Annals of globalization

March 16th, 2006

The Bay Area’s tiffin wallas, according to The New York Times:

In Mumbai, formerly Bombay, the tiffin, or lunch, is prepared by the wife, mother or servant of the intended. In the United States, because of little time (and a lack of a domestic staff), many of these lunches are prepared by outsiders, but the underlying principle is the same.

With the spread of these services, Punjabis can have their saag paneer and meat curries; Gujaratis can have their dal, bhat (rice), shak (vegetables) and rotis (flatbreads); and south Indians their rasam (tomato-based curry). And as demand for home-cooked food on the job has increased, so has the number of outlets providing tiffins.

Annadaata, which began as a homespun operation in 2002, has morphed into a business with several delivery people distributing meals each weekday across San Francisco. Kavita Srivathsan, 29, the chief executive of Annadaata, got her start by cooking meals for her new husband and his friends.

I checked Annadaata’s site and, sadly, they don’t deliver to the East Bay. (We do, however, have Vic’s Chaat House around the corner.)

Thomas Otter, who works for SAP in Germany, provides some reflections on the value of the company’s “Germanness”, at a time when siren voices are urging it become more “American”. His post was provoked by the coverage of possible unionization of SAP’s workers, but I think the import of his remarks goes far beyond the side issue of trade unions.

As SAP continues to globalise though, I think it is worthwhile to pause and think back to what has made SAP the success it is. A big part of that success comes from that very “Germanness” that is now perceived by some as unfashionable and irrelevant. Discipline, debate, deliberation, diligence, a focus on detail, a healthy skepticism of “marketing blah-blah”, consensus, thorough execution, and a strong ability to self-criticise are key to SAP’s success to date.

Many of the world’s greatest industries were founded within 30 minutes drive of SAP. The first car drove from Mannheim to Pforzheim, or there abouts. Soon after that Benz built the first car garage in Ladenburg. Friedrich Engelhorn’s BASF, the world’s biggest chemical firm, is just across the river. Many of the world’s great philosophers and mathematicians were German: Gauss, Reimann, Hilbert, Jacobi, Kant, Runge, Hegel, Marx and so on. More recently, MP3 is a German invention. SAP is part of a long line of German innovation.

SAP’s german roots are part of its success and its long term competitive advantage. We should not ignore them. As we grow as a global company, we shouldn’t forget that innovation and engineering are at the core of SAP’s success. At the same time, we need to be open to new ideas from abroad and from people from other companies, and adapt to those new ideas and ways of working. Other great German brands, although global, leverage their German heritage. Vorsprung Durch Technik, for example. But Max Weber, another famous Heidelberger , wrote of “The passion for bureaucratisation drives us to despair” and the “the iron cage of bureaucracy”.
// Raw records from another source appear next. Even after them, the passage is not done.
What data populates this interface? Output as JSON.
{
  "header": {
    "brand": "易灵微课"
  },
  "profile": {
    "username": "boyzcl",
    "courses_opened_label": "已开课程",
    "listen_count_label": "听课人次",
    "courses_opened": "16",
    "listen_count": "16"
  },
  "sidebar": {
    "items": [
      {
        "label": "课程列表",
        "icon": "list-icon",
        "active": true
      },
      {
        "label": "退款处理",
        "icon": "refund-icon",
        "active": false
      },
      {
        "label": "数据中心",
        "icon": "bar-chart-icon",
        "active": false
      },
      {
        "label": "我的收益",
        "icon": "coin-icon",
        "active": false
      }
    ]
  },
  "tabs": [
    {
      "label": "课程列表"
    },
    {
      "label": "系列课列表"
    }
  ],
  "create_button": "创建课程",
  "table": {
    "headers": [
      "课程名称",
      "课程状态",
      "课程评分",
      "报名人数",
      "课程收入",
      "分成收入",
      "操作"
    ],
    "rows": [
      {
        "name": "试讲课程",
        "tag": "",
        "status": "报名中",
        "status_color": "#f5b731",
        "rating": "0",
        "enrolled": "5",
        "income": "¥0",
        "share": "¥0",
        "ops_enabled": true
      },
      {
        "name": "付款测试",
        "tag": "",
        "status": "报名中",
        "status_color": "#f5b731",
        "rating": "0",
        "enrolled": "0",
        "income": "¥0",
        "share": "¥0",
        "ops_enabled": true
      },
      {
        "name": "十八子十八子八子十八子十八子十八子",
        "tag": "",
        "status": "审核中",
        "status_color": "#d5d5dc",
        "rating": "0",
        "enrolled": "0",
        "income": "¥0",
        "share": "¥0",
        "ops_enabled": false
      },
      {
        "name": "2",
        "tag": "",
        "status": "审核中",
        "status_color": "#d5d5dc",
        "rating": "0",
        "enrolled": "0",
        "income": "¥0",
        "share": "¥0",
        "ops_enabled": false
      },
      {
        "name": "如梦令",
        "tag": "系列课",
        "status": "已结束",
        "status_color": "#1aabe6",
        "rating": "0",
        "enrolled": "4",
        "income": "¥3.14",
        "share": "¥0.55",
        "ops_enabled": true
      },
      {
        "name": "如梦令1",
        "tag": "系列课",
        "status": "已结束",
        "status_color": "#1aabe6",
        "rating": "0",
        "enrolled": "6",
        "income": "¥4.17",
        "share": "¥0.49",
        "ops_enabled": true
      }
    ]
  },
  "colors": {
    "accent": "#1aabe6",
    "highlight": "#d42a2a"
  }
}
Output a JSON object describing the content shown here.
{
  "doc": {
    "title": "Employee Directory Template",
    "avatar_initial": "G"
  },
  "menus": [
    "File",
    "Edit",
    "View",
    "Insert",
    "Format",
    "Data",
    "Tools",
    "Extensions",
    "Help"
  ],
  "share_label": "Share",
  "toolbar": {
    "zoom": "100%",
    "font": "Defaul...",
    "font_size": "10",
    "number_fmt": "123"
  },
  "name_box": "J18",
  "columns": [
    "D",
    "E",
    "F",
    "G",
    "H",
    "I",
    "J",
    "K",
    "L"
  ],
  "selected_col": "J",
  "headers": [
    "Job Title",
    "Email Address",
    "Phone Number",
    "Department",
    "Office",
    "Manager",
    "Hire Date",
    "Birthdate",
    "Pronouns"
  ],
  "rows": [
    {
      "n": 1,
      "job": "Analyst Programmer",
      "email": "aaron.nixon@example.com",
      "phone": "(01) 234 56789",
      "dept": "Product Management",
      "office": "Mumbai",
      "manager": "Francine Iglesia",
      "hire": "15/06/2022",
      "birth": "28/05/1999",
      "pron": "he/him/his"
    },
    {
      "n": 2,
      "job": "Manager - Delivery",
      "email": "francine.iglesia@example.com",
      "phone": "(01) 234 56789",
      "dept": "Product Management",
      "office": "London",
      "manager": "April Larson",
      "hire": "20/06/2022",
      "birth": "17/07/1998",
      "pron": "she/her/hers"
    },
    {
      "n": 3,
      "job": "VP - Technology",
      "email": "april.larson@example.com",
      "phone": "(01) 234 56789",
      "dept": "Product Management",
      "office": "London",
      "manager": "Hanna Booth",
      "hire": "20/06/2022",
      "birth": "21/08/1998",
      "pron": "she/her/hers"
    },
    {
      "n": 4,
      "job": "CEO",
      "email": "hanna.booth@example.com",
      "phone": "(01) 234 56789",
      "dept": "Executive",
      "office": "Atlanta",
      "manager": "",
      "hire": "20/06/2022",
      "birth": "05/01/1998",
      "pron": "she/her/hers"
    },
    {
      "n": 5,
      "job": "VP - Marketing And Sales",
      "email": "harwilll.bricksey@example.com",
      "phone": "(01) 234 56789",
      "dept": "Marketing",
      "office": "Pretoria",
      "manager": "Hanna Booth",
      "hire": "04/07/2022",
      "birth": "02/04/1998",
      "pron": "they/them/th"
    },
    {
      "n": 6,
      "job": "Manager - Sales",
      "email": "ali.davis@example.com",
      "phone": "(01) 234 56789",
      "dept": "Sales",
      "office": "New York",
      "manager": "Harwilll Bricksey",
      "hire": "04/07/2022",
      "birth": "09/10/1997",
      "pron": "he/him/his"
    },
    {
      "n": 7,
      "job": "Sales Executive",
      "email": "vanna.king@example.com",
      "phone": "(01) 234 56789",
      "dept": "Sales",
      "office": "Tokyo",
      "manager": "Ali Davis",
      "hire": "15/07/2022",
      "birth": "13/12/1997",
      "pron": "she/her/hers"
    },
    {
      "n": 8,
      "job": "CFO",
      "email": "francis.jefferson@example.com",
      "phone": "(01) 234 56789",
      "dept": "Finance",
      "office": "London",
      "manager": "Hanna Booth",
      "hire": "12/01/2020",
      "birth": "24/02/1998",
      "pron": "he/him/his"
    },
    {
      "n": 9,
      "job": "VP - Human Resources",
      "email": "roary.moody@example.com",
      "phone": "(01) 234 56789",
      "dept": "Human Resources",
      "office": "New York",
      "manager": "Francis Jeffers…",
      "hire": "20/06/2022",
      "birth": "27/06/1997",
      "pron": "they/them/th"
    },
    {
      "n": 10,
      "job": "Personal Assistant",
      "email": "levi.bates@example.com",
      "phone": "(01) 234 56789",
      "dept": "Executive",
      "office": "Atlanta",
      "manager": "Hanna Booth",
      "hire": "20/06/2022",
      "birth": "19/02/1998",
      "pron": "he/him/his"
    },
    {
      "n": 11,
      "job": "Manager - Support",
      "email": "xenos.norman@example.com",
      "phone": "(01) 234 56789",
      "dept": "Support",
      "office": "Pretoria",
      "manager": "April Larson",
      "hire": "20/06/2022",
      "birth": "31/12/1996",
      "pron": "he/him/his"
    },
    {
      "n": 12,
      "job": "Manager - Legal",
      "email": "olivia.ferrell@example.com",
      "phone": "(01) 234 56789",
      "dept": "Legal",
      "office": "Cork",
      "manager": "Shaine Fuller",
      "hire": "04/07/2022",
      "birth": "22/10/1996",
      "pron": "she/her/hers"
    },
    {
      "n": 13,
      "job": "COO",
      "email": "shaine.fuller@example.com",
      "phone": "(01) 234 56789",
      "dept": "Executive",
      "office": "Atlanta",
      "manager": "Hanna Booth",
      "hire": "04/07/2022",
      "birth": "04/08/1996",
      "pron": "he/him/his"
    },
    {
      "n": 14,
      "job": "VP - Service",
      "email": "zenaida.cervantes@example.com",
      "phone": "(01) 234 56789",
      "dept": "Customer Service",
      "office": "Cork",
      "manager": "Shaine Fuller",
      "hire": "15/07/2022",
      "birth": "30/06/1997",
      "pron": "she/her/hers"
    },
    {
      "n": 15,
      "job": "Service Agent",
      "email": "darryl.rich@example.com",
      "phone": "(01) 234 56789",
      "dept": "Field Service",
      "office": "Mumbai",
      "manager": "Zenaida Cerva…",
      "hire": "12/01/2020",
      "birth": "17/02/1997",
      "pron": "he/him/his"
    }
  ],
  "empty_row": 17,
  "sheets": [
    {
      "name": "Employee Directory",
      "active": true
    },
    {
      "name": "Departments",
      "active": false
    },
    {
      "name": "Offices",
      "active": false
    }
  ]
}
I know which Germany I prefer. The SAP and the Germany that attracts people like me is the Germany of innovators, not of stagnators. Those that fear globalisation will not find safety in further bureaucratisation. To compete, innovate and grow we need less rules, not more.

Particularly at a time when Silicon Valley triumphalism is on the rise again, I hope SAP stays true to the Germanness that Otter describes. The notion that there is only one way to spur innovation, that there is only one corporate culture that works in the 21st century, is madness. That’s equally not to say that Rhineland capitalism has a unique claim. We need all the different flavors of enterprise and history shows that innovation and creativity can, given the right circumstances, thrive in each.

I find debates about the superiority of one model of capitalist enterprise over another sterile. In the late ’90s I had modest success travelling to conferences and giving my stump speech: most of the world doesn’t want to be Silicon Valley (and, by the way, even if they want it, they can’t do it). I was equally baffled at Will Hutton’s The State We’re In climbing the bestseller lists. His book pressed for British enterprise to become more Rhenish and less Anglo-Saxon at precisely the time when the German economy was heading south and the US economy was in the middle of one of history’s great upswings.

Let a thousand flowers bloom.

Beware the ides of March

March 16th, 2006

My wife and I occasionally lament that we’ve swapped The Guardian for The New York Times. It’s not that we’re missing much news, it’s that we’re losing bursts of humor and wry cleverness that the serious Times either can’t do or doesn’t deign to do.

If it’s seriousness that you’re looking for, the German papers trump even the Grey Lady (is the Times still called that, now that it has color pictures?). My German is imperfect at best, but I used to goggle at the erudition of sections like the FAZ’s Feuilleton.

Yesterday’s Süddeutsche Zeitung managed nicely to combine great erudition with a sense of humor. For the classically inclined, there’s an Ides of March interview with Wilfried Stroh about Julius Caesar — in Latin (via Adrian Murdoch).